Poems
War poems
War poems record the effects of the many wars Australians have fought in during the twentieth century, a period when one war followed another. A number of earlier war poets write about the significance of the ANZAC campaign at Gallipoli during World War 1. Roderic Quinn’s Poems (1920) includes the tributes ‘The Soul of the Anzac’ and ‘The Twenty-Fifth of April’. Writing around the same time, John Le Gay Brereton also acknowledged the achievement of the Anzacs in his poem ‘ANZAC’, even though he was himself as a pacifist as is shown in his poem ‘War’. Later poets who have written about the significance of Anzac Day include John Forbes in ‘Anzac Day’ and Tom Shapcott in ‘Anzac Park’, where he recalls an Anzac Day ceremony he attended as a child. Shapcott has also written about his father’s experiences as a soldier during World War 1 in his poem ‘War’. In contrast, Bruce Beaver’s ‘R.M.R. War 1916’ deals with the experiences of the German poet Rilke during World War 1. Chris Wallace-Crabbe’s ‘Other People’ wonders who want war, as he recounts the death of four of his uncles during World War 1.
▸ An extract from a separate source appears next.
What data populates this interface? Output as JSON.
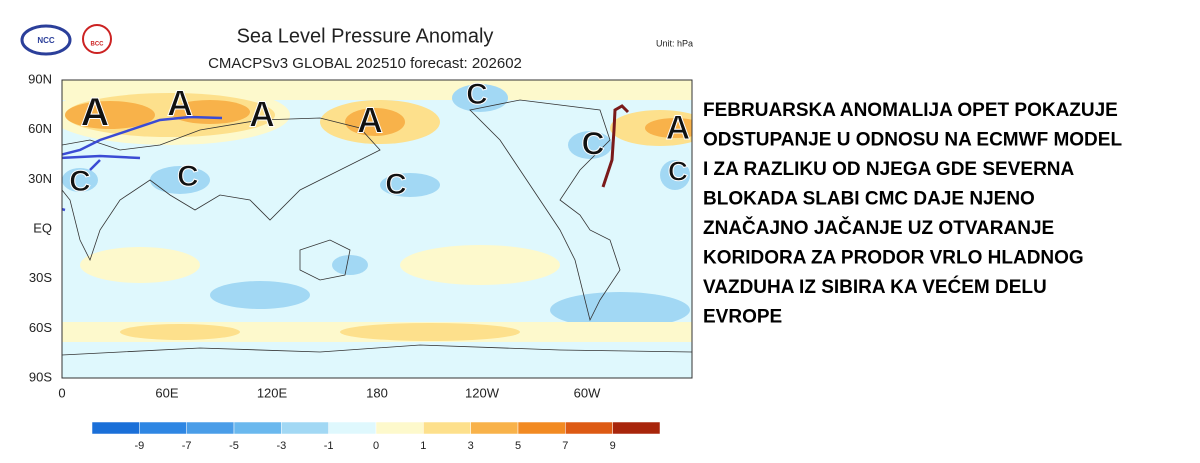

Douglas Stewart’s ‘Sonnets to the Unknown Soldier’ were published in 1941 during the height of World War 2. It begins ‘We thought we had buried war with unknown soldier’. Other Australian poets recall the impact of World War 2 during their childhood. For Margaret Scott, in ‘Peace and War’, it was a childhood in England threatened by invasion. Those who grew up in Australia recall the joy after the defeat of Japan, as does Katherine Gallagher in her ‘The Last War’ and Geoff Page in ‘The End of the Pacific War’. An older poet, Geoffrey Dutton thinks back over his own wartime experiences in ‘A Wreath for Anzac’, as he is about to take part in an Anzac Day march. Andrew Sant’s ‘War Veteran’ is a Vietnam war poem.
Two examples of short war poems are Richard Tipping’s ironic ‘War’ and A D Hope’s ‘Inscription for a War’, both of which are strongly anti-war in sentiment.